CILEGON, KBN.Com - Sebuah kabar menggelinding di media sosial: Madrasah Aliyah Negeri (MAN) 1 Cilegon disebut-sebut meminta setoran 10 persen dari kantong parkir siswa yang dikelola warga sekitar. Isu itu lekas menyebar dan memantik respons publik.
Kepala MAN 1 Cilegon, Hj. Maryati M.Pd., segera memberi klarifikasi. Ia memastikan sekolah tidak pernah memungut setoran parkir. “Kalau ada, itu bukan untuk sekolah, melainkan kerja sama koperasi Al-Ikhlas dengan pengelola parkir. Jadi bukan pungli,” kata Maryati, Jumat, 26 September 2025.

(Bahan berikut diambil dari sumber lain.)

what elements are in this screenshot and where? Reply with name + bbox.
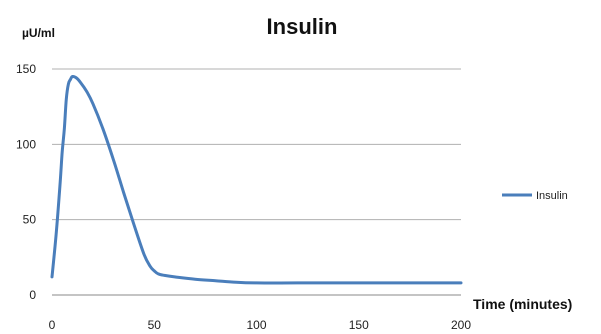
x-tick-100: 100 bbox=[246, 318, 266, 332]
grid-lines bbox=[52, 68, 461, 296]
x-tick-labels: 0 50 100 150 200 bbox=[49, 318, 472, 332]
series-line-insulin bbox=[50, 74, 463, 285]
x-tick-200: 200 bbox=[451, 318, 471, 332]
y-tick-50: 50 bbox=[23, 213, 37, 227]
chart-title: Insulin bbox=[267, 14, 338, 39]
x-tick-50: 50 bbox=[148, 318, 162, 332]
legend: Insulin bbox=[502, 190, 568, 202]
x-axis-label: Time (minutes) bbox=[473, 296, 572, 312]
x-tick-0: 0 bbox=[49, 318, 56, 332]
x-tick-150: 150 bbox=[349, 318, 369, 332]
series-lines bbox=[50, 74, 463, 285]
legend-label-insulin: Insulin bbox=[536, 190, 568, 202]
y-tick-0: 0 bbox=[29, 288, 36, 302]
y-axis-label: µU/ml bbox=[22, 26, 55, 40]
y-tick-150: 150 bbox=[16, 62, 36, 76]
y-tick-labels: 0 50 100 150 bbox=[16, 62, 36, 302]
y-tick-100: 100 bbox=[16, 137, 36, 151]
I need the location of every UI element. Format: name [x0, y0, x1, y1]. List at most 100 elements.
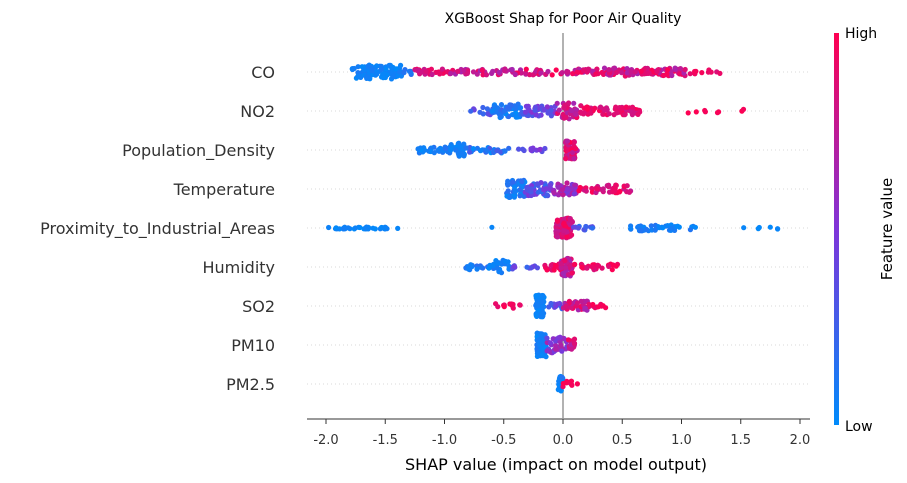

Keterangan itu menempatkan koperasi sekolah sebagai aktor utama dalam urusan parkir. Lembaga yang semula berfungsi menopang kebutuhan siswa kini berada di garis depan mengelola lahan parkir, lengkap dengan dinamika dan sorotan yang mengikutinya.
Peran Koperasi
Koperasi Al-Ikhlas bukan pemain baru di MAN 1 Cilegon. Ia menjadi penyokong banyak aktivitas, mulai dari kantin, simpan-pinjam siswa, hingga mendukung program sekolah. Menurut Maryati, karena MAN berada di bawah Kementerian Agama, sekolah ini tidak mendapat bantuan pembangunan dari APBD Kota. Padahal, sebagian besar siswanya warga asli Cilegon.
“Dalam kondisi itu, wajar koperasi berusaha mencari sumber pendapatan. Parkir menjadi salah satunya,” kata Maryati.
Namun, model pengelolaan parkir oleh koperasi sekolah menimbulkan pertanyaan. Apakah koperasi berfungsi murni sebagai wadah kesejahteraan warga sekolah, atau sudah merambah ke ranah bisnis yang memantik gesekan dengan masyarakat sekitar?
Tarik-Menarik Kepentingan Warga
Sejak kantong parkir di luar sekolah dibuka, gesekan antarwarga yang berebut lahan muncul berulang kali. Sejumlah warga mengaku merasa berhak mengelola area parkir karena berada di lingkungan mereka. Di sisi lain, koperasi sekolah menganggap kontribusi dari parkir penting untuk mendukung keberlangsungan pendidikan.
Ketegangan itu bahkan mengundang campur tangan Dinas Perhubungan (Dishub) Kota Cilegon. Dishub sempat turun ke lokasi, menyoroti legalitas dan tata kelola parkir di sekitar sekolah.
Sikap Dishub dan Tabayun
Maryati mengatakan pihaknya siap dipanggil Dishub atau instansi terkait. “Kami terbuka, karena niat kami mencari solusi terbaik. Siswa bisa belajar dengan tenang, guru pun mengajar tanpa terganggu,” ujarnya.
Namun hingga kini, Dishub belum memberi keterangan resmi terkait status lahan dan siapa yang berhak mengelola parkir di sekitar MAN 1 Cilegon. Kekosongan regulasi itu membuat ruang spekulasi kian lebar.
Di Persimpangan
Polemik parkir di MAN 1 Cilegon kini menempatkan koperasi sekolah di pusaran sorotan. Bagi pihak sekolah, koperasi adalah jalan keluar di tengah keterbatasan anggaran. Bagi sebagian warga, koperasi justru dianggap mempersempit ruang usaha masyarakat sekitar.
Pertanyaan besarnya: apakah koperasi sekolah hanya menjalankan fungsi ekonomi demi keberlangsungan pendidikan, atau sudah melangkah terlalu jauh hingga menabrak kepentingan publik?
Jawaban itu mungkin baru akan jelas jika Dishub dan pemerintah kota turun tangan lebih serius. Untuk sementara, koperasi Al-Ikhlas harus siap menjadi sasaran kritik—sebuah konsekuensi dari posisinya sebagai “pengelola parkir” di tengah benturan kepentingan antara sekolah, warga, dan pemerintah.